Warnecke et al. found 700 glycoside hydrolase (GH) catalytic domains corresponding to 45 CAZY families in the microbiome of wood-feeding termites7. In the microbiome of F. candida, we identified a comparable number of genes encoding for enzymes with a capacity to break down long chain carbohydrates such as starch, lignin and cellulose. In nature, these enzymes may aid F. candida in extracting nutrients from the plant biomass that constitutes part of its diet, as was suggested for the springtail O. cincta41.

A large number of glycoside hydrolases was also observed among F. candida foreign genes10. Interestingly, some of the foreign genes that were also best reciprocal hits between the genome and the metagenome of F. candida were identified as CAZymes (Supplementary File 2). HGT of cellulose-degrading enzymes has been previously observed in plant-feeding insects60 and may be an important mechanism providing soil invertebrates with advantageous traits for living in the soil61.

The microbiome of F. candida contained several pathways responsible for the biosynthesis of secondary metabolites. This is a class of compounds that are often involved in competition and interaction between species, and they may contribute to the establishment and the maintenance of a stable gut microbiota through the exclusion of transient or pathogenic microbes62,63. Secondary metabolites often find applications in the biotechnological and medical sector. The main contributors to the identified pathways seem to be Gordonia, Pseudomonas fluorescens, Bacillus and Streptomyces.

A few of the identified pathways were represented by NRPSs, a class of enzymes responsible for the biosynthesis of natural products with a broad range of biological activities and pharmaceutical properties. Cluster 10 and 28 show resemblance with an NRPS producing pyoverdines, siderophores well known for their high affinity for Fe3+ under low iron availability64. Another NRPS involved in the biosynthesis of the siderophore nocobactin was identified in cluster 95. Three clusters show homology to NRPSs involved in antibacterial and antifungal activity. Cluster 31 shows substantial similarity (47%) to an NRPS producing orfamide, a compound of bacterial origin with antifungal properties and with good potential as biocontrol agent against fungal pathogens65. Cluster 130 represents an NRPS involved in microsclerodermin biosynthesis, an antifungal compound produced by a marine sponge66. A recent study also showed that this compound has properties of pharmaceutical relevance, as it can inhibit NFkappaB transcription in a human pancreatic cell line leading to apoptosis67. Finally, the NRPS identified in cluster 48 showed similarity to the NRPS involved in biosynthesis of the antibiotic caryoynencin, a compound originally isolated from a plant pathogen. Very recently it has been shown that this compound is produced by a symbiont of a herbivorous beetle, protecting its eggs against detrimental microbes68.

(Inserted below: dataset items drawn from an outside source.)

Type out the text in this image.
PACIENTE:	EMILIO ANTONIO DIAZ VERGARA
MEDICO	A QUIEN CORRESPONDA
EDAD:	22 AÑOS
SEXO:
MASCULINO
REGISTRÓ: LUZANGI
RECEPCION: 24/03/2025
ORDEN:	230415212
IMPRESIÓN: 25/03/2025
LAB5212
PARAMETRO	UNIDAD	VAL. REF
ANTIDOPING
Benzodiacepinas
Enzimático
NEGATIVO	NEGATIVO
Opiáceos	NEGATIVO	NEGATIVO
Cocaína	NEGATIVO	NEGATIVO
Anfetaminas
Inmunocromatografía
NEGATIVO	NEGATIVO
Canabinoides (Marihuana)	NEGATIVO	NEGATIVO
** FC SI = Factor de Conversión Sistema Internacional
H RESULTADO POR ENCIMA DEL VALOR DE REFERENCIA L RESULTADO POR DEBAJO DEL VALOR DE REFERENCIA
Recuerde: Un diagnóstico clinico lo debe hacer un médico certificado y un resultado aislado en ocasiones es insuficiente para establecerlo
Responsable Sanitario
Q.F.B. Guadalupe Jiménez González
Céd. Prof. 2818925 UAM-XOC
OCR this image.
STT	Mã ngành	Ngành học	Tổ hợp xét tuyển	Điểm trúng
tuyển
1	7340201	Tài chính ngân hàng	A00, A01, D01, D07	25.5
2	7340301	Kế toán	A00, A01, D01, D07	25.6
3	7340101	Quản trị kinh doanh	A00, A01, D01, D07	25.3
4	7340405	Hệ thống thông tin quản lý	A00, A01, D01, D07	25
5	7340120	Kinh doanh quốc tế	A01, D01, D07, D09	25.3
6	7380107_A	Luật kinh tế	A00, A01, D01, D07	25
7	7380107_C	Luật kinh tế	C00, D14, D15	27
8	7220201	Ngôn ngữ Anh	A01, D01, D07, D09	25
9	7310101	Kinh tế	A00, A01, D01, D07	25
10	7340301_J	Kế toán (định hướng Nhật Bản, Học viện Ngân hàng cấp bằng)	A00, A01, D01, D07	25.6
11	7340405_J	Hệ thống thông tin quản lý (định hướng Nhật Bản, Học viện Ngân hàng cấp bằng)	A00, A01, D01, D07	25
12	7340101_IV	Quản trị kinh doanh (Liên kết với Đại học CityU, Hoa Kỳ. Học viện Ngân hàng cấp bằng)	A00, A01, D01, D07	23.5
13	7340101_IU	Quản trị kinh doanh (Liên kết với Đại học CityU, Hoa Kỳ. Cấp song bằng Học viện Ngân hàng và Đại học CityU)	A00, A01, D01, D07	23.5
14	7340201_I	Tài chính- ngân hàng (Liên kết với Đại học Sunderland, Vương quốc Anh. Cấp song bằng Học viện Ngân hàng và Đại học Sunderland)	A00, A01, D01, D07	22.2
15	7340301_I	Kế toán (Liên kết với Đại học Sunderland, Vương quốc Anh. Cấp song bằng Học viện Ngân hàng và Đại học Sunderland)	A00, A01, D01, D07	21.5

We also identified a number of bacteriocins, a class of compounds with potential as natural food preservative69. Many bacteriocins are biosynthesized by lactic acid bacteria, and in Folsomia’s gut microbiome these clusters are homologous to Pseudomonas fluorescens and Gordonia effusa.

Several other interesting biosynthesis clusters with functions related to medical applications were found, such as lymphostin, a known immunosuppressant isolated from Streptomyces70, and chartreusin, that exerts strong chemotherapeutic activity against various tumor cell lines71. We also identified a mangotoxin biosynthesis cluster. Mangotoxin causes apical necrosis of plant tissue, which may aid in food processing and digestion by the host72. Biosynthesis of the volatile compound homoserine lactone (hserlactone) may be related to communication between fungi and bacteria73, while ectoine may serve as osmolyte conferring resistance to salt, dessication and temperature stress74.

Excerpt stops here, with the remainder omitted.